Sunday, July 24, 2022

Why Shopping Algorithms Are Terrible

Generally I've had very little luck with mainstream sources for men's clothing.

(it all seems to be the usual dark color range of navy/burgundy/gray and lots of plaid - By All the Great Powers Put in Their Drinks, I despise plaid - men's fashion sucks)

I've tried.  I mean I'm an √úbergeek, so I should be able to hack the system to find what I need, right?

Did you know that Amazon has all sorts of interesting code set up to prevent you from automating searches on their websites?  

Did you know they also took away the ability to exclude keywords in searches?  It used to be that you could search for "short sleeve shirt -plaid" and you wouldn't see any plaid.  The Plaid Cartel must have got to Bezos, 'cause that's long gone.

I even tried a couple of the "Personalized Stylist" shopping sites. They're maybe a tiny bit better, but that's only because they're not as impersonal about giving bad recommendations.

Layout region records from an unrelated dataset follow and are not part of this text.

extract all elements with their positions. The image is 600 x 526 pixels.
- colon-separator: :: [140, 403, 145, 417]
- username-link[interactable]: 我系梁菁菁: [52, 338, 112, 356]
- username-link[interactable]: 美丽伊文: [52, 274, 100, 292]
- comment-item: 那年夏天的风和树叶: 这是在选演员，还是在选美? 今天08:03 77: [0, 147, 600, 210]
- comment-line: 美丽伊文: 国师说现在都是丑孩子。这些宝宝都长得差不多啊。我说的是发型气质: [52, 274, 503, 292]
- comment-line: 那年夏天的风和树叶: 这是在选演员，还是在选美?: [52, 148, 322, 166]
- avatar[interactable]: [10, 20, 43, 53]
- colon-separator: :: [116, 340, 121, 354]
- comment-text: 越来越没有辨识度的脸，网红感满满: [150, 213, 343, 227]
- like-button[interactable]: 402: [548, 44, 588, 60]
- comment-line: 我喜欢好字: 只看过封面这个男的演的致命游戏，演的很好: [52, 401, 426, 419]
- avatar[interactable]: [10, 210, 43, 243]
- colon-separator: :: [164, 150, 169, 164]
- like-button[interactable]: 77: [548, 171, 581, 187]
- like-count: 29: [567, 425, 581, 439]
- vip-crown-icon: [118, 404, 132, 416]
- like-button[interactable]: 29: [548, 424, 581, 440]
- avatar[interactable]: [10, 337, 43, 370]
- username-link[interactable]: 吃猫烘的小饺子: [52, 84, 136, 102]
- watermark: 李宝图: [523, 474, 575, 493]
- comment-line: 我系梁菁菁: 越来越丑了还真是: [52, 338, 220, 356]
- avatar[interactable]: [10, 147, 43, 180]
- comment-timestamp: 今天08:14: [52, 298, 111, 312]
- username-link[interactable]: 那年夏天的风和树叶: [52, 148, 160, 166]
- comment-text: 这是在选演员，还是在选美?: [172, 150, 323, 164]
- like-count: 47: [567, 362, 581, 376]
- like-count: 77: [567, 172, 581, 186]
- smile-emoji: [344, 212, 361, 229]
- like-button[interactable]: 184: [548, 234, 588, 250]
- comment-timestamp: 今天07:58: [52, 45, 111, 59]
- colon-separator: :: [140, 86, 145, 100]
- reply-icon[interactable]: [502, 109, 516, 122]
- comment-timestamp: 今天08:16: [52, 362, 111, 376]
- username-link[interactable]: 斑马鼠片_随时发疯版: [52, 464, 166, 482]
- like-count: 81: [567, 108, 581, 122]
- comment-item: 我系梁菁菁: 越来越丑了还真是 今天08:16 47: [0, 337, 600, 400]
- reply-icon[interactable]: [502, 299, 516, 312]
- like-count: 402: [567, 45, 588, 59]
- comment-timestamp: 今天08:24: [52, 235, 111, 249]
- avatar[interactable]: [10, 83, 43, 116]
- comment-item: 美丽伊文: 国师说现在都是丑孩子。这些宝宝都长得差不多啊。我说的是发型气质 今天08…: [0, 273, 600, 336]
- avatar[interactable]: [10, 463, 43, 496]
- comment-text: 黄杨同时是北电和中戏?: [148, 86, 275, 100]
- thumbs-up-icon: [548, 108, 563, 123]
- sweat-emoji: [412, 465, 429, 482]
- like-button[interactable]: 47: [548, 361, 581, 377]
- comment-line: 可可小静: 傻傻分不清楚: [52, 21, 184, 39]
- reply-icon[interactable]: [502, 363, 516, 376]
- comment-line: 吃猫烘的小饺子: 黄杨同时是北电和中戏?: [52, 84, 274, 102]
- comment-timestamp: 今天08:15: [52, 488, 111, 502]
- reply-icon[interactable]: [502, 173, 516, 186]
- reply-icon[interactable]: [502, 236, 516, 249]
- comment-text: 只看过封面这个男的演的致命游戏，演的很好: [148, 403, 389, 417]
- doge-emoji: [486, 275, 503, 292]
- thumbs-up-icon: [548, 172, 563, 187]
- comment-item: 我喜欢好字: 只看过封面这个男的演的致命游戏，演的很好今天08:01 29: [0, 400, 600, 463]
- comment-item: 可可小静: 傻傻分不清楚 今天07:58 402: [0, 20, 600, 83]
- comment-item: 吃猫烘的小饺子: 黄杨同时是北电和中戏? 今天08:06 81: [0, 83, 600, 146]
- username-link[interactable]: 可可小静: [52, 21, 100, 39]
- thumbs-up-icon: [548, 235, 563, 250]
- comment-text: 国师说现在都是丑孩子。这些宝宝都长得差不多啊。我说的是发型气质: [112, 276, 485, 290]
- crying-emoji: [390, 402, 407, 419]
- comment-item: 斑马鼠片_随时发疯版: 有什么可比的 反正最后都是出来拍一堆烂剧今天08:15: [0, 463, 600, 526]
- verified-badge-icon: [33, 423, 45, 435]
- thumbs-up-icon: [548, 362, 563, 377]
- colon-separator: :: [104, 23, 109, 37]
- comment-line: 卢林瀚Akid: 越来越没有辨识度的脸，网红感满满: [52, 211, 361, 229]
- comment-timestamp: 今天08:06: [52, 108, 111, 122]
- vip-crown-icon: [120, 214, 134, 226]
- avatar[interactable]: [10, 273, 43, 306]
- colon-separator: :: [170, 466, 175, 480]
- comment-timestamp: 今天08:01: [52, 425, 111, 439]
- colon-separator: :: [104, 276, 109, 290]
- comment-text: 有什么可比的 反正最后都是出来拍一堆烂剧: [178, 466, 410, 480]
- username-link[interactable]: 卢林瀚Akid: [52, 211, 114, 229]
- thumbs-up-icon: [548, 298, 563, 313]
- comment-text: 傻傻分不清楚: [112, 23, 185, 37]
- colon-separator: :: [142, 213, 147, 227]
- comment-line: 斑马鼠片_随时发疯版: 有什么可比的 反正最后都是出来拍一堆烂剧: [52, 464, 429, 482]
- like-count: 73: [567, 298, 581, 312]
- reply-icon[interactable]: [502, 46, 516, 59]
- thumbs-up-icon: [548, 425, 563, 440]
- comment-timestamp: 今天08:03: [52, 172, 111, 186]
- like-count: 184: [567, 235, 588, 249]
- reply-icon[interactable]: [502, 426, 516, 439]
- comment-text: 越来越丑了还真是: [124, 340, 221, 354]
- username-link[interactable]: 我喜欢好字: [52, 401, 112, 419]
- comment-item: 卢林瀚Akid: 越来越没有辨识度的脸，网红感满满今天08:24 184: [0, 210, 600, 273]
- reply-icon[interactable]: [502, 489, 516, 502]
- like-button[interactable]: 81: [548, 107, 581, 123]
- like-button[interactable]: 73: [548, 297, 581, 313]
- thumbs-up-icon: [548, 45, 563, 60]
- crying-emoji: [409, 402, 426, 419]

Something I've taken up lately is doing an image search when I'm looking for non-plaid shirts (men's fashion sucks) using pictures of shirts that I like.

Not Plaid

This works surprisingly well at finding colors and styles I like ...

Also Not Plaid

... but that's only half the battle (or maybe one-third).  I don't like the feel of synthetics, and so far I haven't figured out how to add in keywords to exclude.  Then there's the additional problem that I'm unwilling to pay $180 for a frickin' shirt.

Today I found a shirt I liked the look of (but not for $110) on an obscure website, and then I realized it didn't matter because it was out of stock ... and so were the shirts on either side of it.

In fact almost everything they have listed in the store is out of stock.

I think the only thing they actually had in stock was this one, and even though it's not plaid I still don't want it.

But all of this is somewhat aside from the point.  The question I keep coming back to is, "Why are the shopping algorithms so terrible?" ... and the answer is "Because they're designed to be terrible."

Let's say you run a shopping website with eleventy-billion visitors each day, and you program a special search thingy to help them find exactly what they want every single time.  Everybody wins, right?

Well, no.  Your marketing people come to you and show you the numbers about how some products have a higher profit margin than others.  A lot higher.  Worse, they also show the same numbers to the board of directors or the investors or whoever.

Now you could keep things the way they are, but the company would (theoretically) earn higher profits if they showed the shoppers the higher-margin items first, and not let them exclude anything they know they don't want.  That increases the odds that anyone who doesn't have gobs of time to waste scrolling through  thousands of ugly plaid shirts will give up and buy a more profitable one that's not quite as ugly as the rest before they get to what they really wanted.

... and if you don't change things to make the extra profit you'll have to explain that decision to the board and investors.  Good luck.

This is the digital equivalent of how grocery stores put the higher-margin items on the endcaps, and the lower-margin stuff on the top and bottom shelves in the middle of the aisles.

Paid advertising and recommendations on the site make the problem even worse, and this effect also shows up in the selections offered for every streaming video service.

I'm not sure what, if anything, can be done about it all though.